The Bitcoin market absorbed a significant 48k BTC across the last month as the German Government achieved a full distribution of their balance sheet. This complete exhaustion of the German Government sell-side pressure has provided the market with ample relief, whilst initial glimmers of a renewed demand-side have stimulated positive price action.

Short-Term Holders have endured a challenging month with the recent correction placing a substantial portion of their coin supply into a position of loss. Alternatively, mature investors remained steadfast, experiencing a near negligible decline in profitability, highlighting their impressive conviction and robust market positioning.

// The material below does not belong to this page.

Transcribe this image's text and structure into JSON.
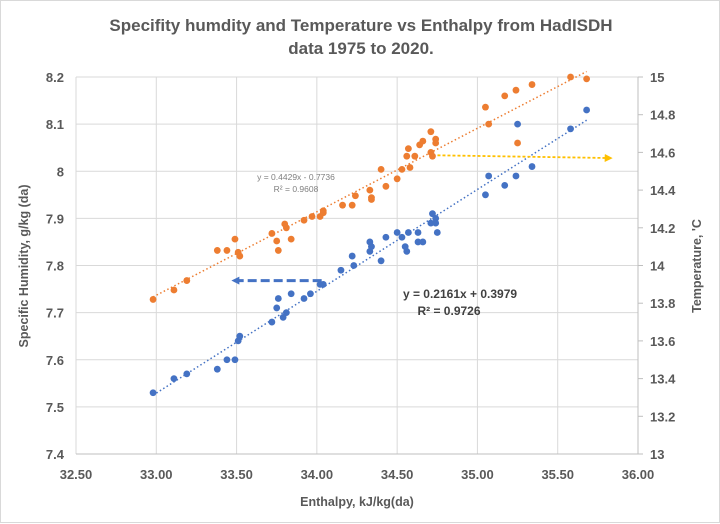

Disclaimer: This report does not provide any investment advice. All data is provided for information and educational purposes only. No investment decision shall be based on the information provided here and you are solely responsible for your own investment decisions.

Exchange balances presented are derived from Glassnode’s comprehensive database of address labels, which are amassed through both officially published exchange information and proprietary clustering algorithms. While we strive to ensure the utmost accuracy in representing exchange balances, it is important to note that these figures might not always encapsulate the entirety of an exchange’s reserves, particularly when exchanges refrain from disclosing their official addresses. We urge users to exercise caution and discretion when utilizing these metrics. Glassnode shall not be held responsible for any discrepancies or potential inaccuracies. Please read our Transparency Notice when using exchange data.